A big part of Henderson County Judge-Executive Brad Schneider’s leadership revolves around sound management of the county’s money. Fiscal Court hasn’t raised taxes in Schneider’s term as the judge-executive—7-plus years—and yet the county has a budget surplus of more than $27 million.
Schneider mentioned the continuance of that fiscal responsibility as a top goal in the next year. Part of managing the budget well in the current economy, according to Schneider, is staying ahead of what the national economy is going to do this year, perhaps a recession.
“I worry about that,” he said.
He said some days he’s positive there won’t be a downturn, the next he’s not so sure.
“It may not happen,” he said. “I get a lot of mixed signals.”
A big piece of his concern is for the industries located in Henderson County, many with direct links to automakers, which are typically hit harder in a recession.
If there is a national downturn, he wants to be prepared to “make adjustments that help,” he said.
He said some of the options he’s considering for Fiscal Court consideration if assistance were necessary include offering a tax moratorium and holding the line on any tax increases.

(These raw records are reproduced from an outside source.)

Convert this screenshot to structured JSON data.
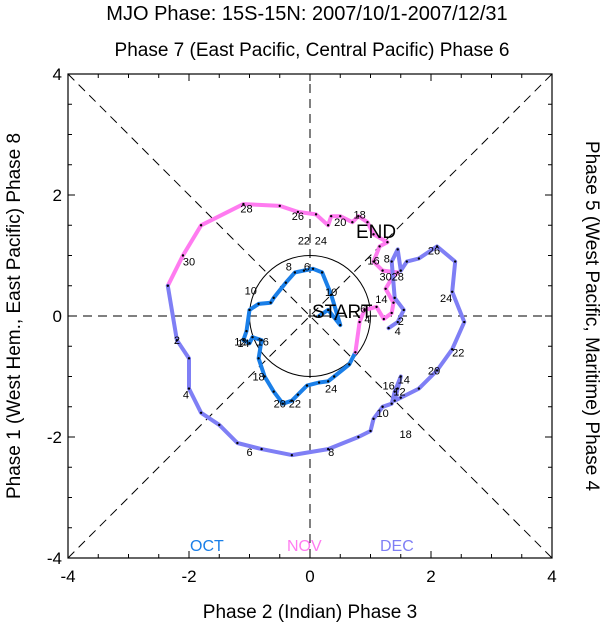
{
  "chart_data": {
    "type": "line",
    "title": "MJO Phase: 15S-15N: 2007/10/1-2007/12/31",
    "subtitle": "Phase 7 (East Pacific, Central Pacific) Phase 6",
    "xlabel": "Phase 2 (Indian) Phase 3",
    "ylabel_left": "Phase 1 (West Hem., East Pacific) Phase 8",
    "ylabel_right": "Phase 5 (West Pacific, Maritime) Phase 4",
    "xlim": [
      -4,
      4
    ],
    "ylim": [
      -4,
      4
    ],
    "xticks": [
      "-4",
      "-2",
      "0",
      "2",
      "4"
    ],
    "yticks": [
      "-4",
      "-2",
      "0",
      "2",
      "4"
    ],
    "unit_circle_radius": 1,
    "start_label": "START",
    "end_label": "END",
    "colors": {
      "oct": "#1a7fe8",
      "nov": "#ff7bf0",
      "dec": "#7f7ff5"
    },
    "series": [
      {
        "name": "OCT",
        "points": [
          [
            0.15,
            0.0
          ],
          [
            0.3,
            0.1
          ],
          [
            0.42,
            -0.05
          ],
          [
            0.5,
            -0.15
          ],
          [
            0.35,
            0.35
          ],
          [
            0.2,
            0.72
          ],
          [
            0.05,
            0.78
          ],
          [
            -0.1,
            0.75
          ],
          [
            -0.25,
            0.72
          ],
          [
            -0.4,
            0.55
          ],
          [
            -0.6,
            0.3
          ],
          [
            -0.65,
            0.22
          ],
          [
            -0.85,
            0.2
          ],
          [
            -1.0,
            0.1
          ],
          [
            -1.05,
            -0.25
          ],
          [
            -1.1,
            -0.4
          ],
          [
            -1.0,
            -0.45
          ],
          [
            -0.95,
            -0.35
          ],
          [
            -0.8,
            -0.4
          ],
          [
            -0.85,
            -0.7
          ],
          [
            -0.75,
            -1.0
          ],
          [
            -0.6,
            -1.25
          ],
          [
            -0.45,
            -1.45
          ],
          [
            -0.3,
            -1.4
          ],
          [
            -0.2,
            -1.3
          ],
          [
            -0.05,
            -1.15
          ],
          [
            0.15,
            -1.1
          ],
          [
            0.3,
            -1.08
          ],
          [
            0.4,
            -1.0
          ],
          [
            0.65,
            -0.8
          ],
          [
            0.75,
            -0.6
          ]
        ],
        "labels": [
          [
            "12",
            -1.15,
            -0.42
          ],
          [
            "14",
            -1.1,
            -0.45
          ],
          [
            "16",
            -0.78,
            -0.42
          ],
          [
            "18",
            -0.85,
            -1.0
          ],
          [
            "20",
            -0.5,
            -1.45
          ],
          [
            "22",
            -0.25,
            -1.45
          ],
          [
            "24",
            0.35,
            -1.2
          ],
          [
            "10",
            -0.98,
            0.42
          ],
          [
            "8",
            -0.35,
            0.82
          ],
          [
            "6",
            -0.05,
            0.82
          ]
        ]
      },
      {
        "name": "NOV",
        "points": [
          [
            0.75,
            -0.6
          ],
          [
            0.82,
            -0.1
          ],
          [
            0.9,
            0.1
          ],
          [
            1.1,
            0.15
          ],
          [
            1.22,
            -0.05
          ],
          [
            1.35,
            0.05
          ],
          [
            1.38,
            0.22
          ],
          [
            1.25,
            0.45
          ],
          [
            1.35,
            0.62
          ],
          [
            1.45,
            0.72
          ],
          [
            1.2,
            0.75
          ],
          [
            1.05,
            0.9
          ],
          [
            1.15,
            1.15
          ],
          [
            1.28,
            1.22
          ],
          [
            1.05,
            1.35
          ],
          [
            0.95,
            1.55
          ],
          [
            0.8,
            1.65
          ],
          [
            0.7,
            1.55
          ],
          [
            0.5,
            1.65
          ],
          [
            0.35,
            1.65
          ],
          [
            0.3,
            1.5
          ],
          [
            0.1,
            1.68
          ],
          [
            -0.2,
            1.72
          ],
          [
            -0.5,
            1.82
          ],
          [
            -1.1,
            1.85
          ],
          [
            -1.8,
            1.5
          ],
          [
            -2.1,
            1.0
          ],
          [
            -2.35,
            0.5
          ]
        ],
        "labels": [
          [
            "28",
            -1.05,
            1.78
          ],
          [
            "26",
            -0.2,
            1.65
          ],
          [
            "20",
            0.5,
            1.55
          ],
          [
            "18",
            0.82,
            1.68
          ],
          [
            "22",
            -0.1,
            1.25
          ],
          [
            "24",
            0.18,
            1.25
          ],
          [
            "30",
            -2.0,
            0.9
          ],
          [
            "14",
            1.18,
            0.28
          ],
          [
            "16",
            1.05,
            0.92
          ],
          [
            "30",
            1.25,
            0.65
          ],
          [
            "28",
            1.45,
            0.65
          ],
          [
            "8",
            1.27,
            0.95
          ],
          [
            "10",
            0.35,
            0.4
          ],
          [
            "6",
            0.88,
            0.12
          ],
          [
            "4",
            0.95,
            -0.05
          ]
        ]
      },
      {
        "name": "DEC",
        "points": [
          [
            -2.35,
            0.5
          ],
          [
            -2.2,
            -0.4
          ],
          [
            -2.0,
            -0.7
          ],
          [
            -2.0,
            -1.2
          ],
          [
            -1.8,
            -1.6
          ],
          [
            -1.5,
            -1.8
          ],
          [
            -1.2,
            -2.1
          ],
          [
            -0.8,
            -2.2
          ],
          [
            -0.3,
            -2.3
          ],
          [
            0.3,
            -2.2
          ],
          [
            0.8,
            -2.0
          ],
          [
            1.0,
            -1.9
          ],
          [
            1.05,
            -1.7
          ],
          [
            1.2,
            -1.5
          ],
          [
            1.35,
            -1.45
          ],
          [
            1.4,
            -1.25
          ],
          [
            1.5,
            -1.0
          ],
          [
            1.45,
            -1.2
          ],
          [
            1.4,
            -1.4
          ],
          [
            1.5,
            -1.35
          ],
          [
            1.8,
            -1.2
          ],
          [
            2.1,
            -0.9
          ],
          [
            2.35,
            -0.55
          ],
          [
            2.55,
            -0.1
          ],
          [
            2.35,
            0.4
          ],
          [
            2.4,
            0.9
          ],
          [
            2.1,
            1.15
          ],
          [
            1.8,
            0.95
          ],
          [
            1.6,
            0.9
          ],
          [
            1.5,
            0.75
          ],
          [
            1.45,
            1.1
          ],
          [
            1.35,
            0.9
          ],
          [
            1.4,
            0.3
          ],
          [
            1.55,
            0.1
          ],
          [
            1.45,
            -0.1
          ],
          [
            1.3,
            -0.2
          ]
        ],
        "labels": [
          [
            "2",
            -2.2,
            -0.4
          ],
          [
            "4",
            -2.05,
            -1.3
          ],
          [
            "6",
            -1.0,
            -2.25
          ],
          [
            "8",
            0.35,
            -2.25
          ],
          [
            "10",
            1.2,
            -1.6
          ],
          [
            "18",
            1.58,
            -1.95
          ],
          [
            "12",
            1.48,
            -1.25
          ],
          [
            "14",
            1.55,
            -1.05
          ],
          [
            "16",
            1.3,
            -1.15
          ],
          [
            "20",
            2.05,
            -0.9
          ],
          [
            "22",
            2.45,
            -0.6
          ],
          [
            "24",
            2.25,
            0.3
          ],
          [
            "26",
            2.05,
            1.08
          ],
          [
            "2",
            1.5,
            -0.08
          ],
          [
            "4",
            1.45,
            -0.25
          ]
        ]
      }
    ]
  }
}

Schneider believes the $27 million budget surplus would allow the county to weather the storm, but still, the thought of the effects of a recession on local industry concern him.
Navigating renewable energy in the county
The onset of renewable energy in the county has brought dilemmas. The biggest, for Schneider and Fiscal Court, is “striking the balance” between the property rights of people who choose to lease their land out to companies building fields of solar panels and the neighbors who don’t want them in their backyard.

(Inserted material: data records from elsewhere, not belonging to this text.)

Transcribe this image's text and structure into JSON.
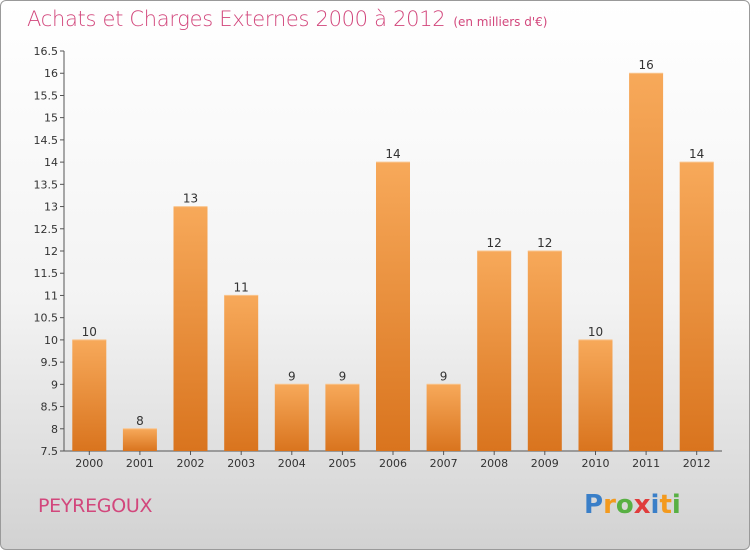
{
  "header": {
    "title": "Achats et Charges Externes 2000 à 2012",
    "subtitle": "(en milliers d'€)"
  },
  "footer": {
    "commune": "PEYREGOUX",
    "logo": {
      "text": "Proxiti",
      "letters": [
        "P",
        "r",
        "o",
        "x",
        "i",
        "t",
        "i"
      ],
      "colors": [
        "#3a7fc8",
        "#f39a1e",
        "#58b043",
        "#e03c3c",
        "#3a7fc8",
        "#f39a1e",
        "#58b043"
      ]
    }
  },
  "colors": {
    "bar_light": "#f7a95a",
    "bar_dark": "#d9741e",
    "title": "#d2477c"
  },
  "chart_data": {
    "type": "bar",
    "title": "Achats et Charges Externes 2000 à 2012",
    "subtitle": "(en milliers d'€)",
    "categories": [
      "2000",
      "2001",
      "2002",
      "2003",
      "2004",
      "2005",
      "2006",
      "2007",
      "2008",
      "2009",
      "2010",
      "2011",
      "2012"
    ],
    "values": [
      10,
      8,
      13,
      11,
      9,
      9,
      14,
      9,
      12,
      12,
      10,
      16,
      14
    ],
    "value_labels": [
      "10",
      "8",
      "13",
      "11",
      "9",
      "9",
      "14",
      "9",
      "12",
      "12",
      "10",
      "16",
      "14"
    ],
    "ylim": [
      7.5,
      16.5
    ],
    "yticks": [
      7.5,
      8,
      8.5,
      9,
      9.5,
      10,
      10.5,
      11,
      11.5,
      12,
      12.5,
      13,
      13.5,
      14,
      14.5,
      15,
      15.5,
      16,
      16.5
    ],
    "ytick_labels": [
      "7.5",
      "8",
      "8.5",
      "9",
      "9.5",
      "10",
      "10.5",
      "11",
      "11.5",
      "12",
      "12.5",
      "13",
      "13.5",
      "14",
      "14.5",
      "15",
      "15.5",
      "16",
      "16.5"
    ],
    "grid": false
  }
}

Schneider said the best tool for that is to create ordinances that protect people and their property—with specific setbacks, screening, easement requirements and bonding requirements for mitigation once the life of the project is complete—but also ordinances that “don’t get in the way of progress.”

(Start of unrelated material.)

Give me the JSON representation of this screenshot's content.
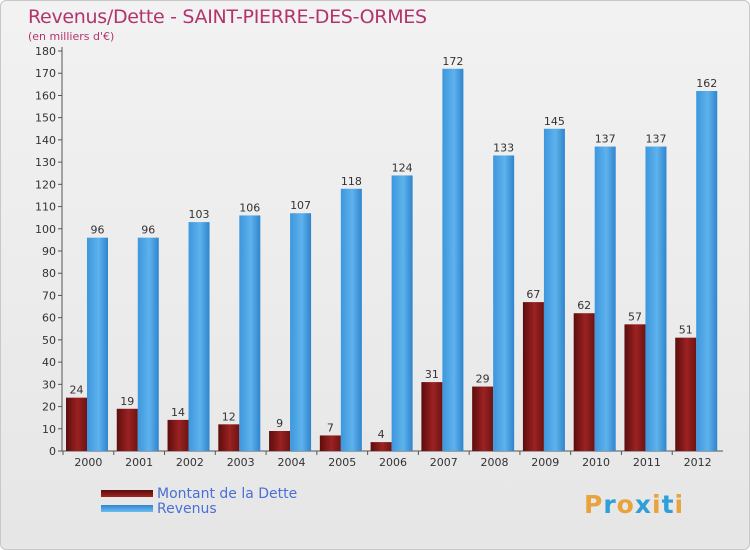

Right now, two large solar panel installments are in the works on the south side of the county.
But solar panels are one thing—low to the ground with opportunities to be hidden to some degree. Windmills are another. Schneider said 700-foot-tall windmills are hard to miss.
Currently, a wind power feasibility study, determining if there’s enough wind in the county to generate power, is occurring on reclaimed strip mine land on the eastern side of the county.
To that end, ordinances pertaining to wind turbines will need to be established.
Continued economic development and continued government efficiency
Another of his priorities is to continue to work in partnership with Henderson Economic Development to bring new industry.
One likely spot for new industry to locate in the county is at the 4-Star Industrial site, where a 1 million-square foot pad is ready to be built on.
Schneider said a “lot of people are checking in” on the pad, and that includes new businesses and industries that already are here wanting to expand.
A final priority is to ensure that county government employees are supported and that the services it provides continues as they should.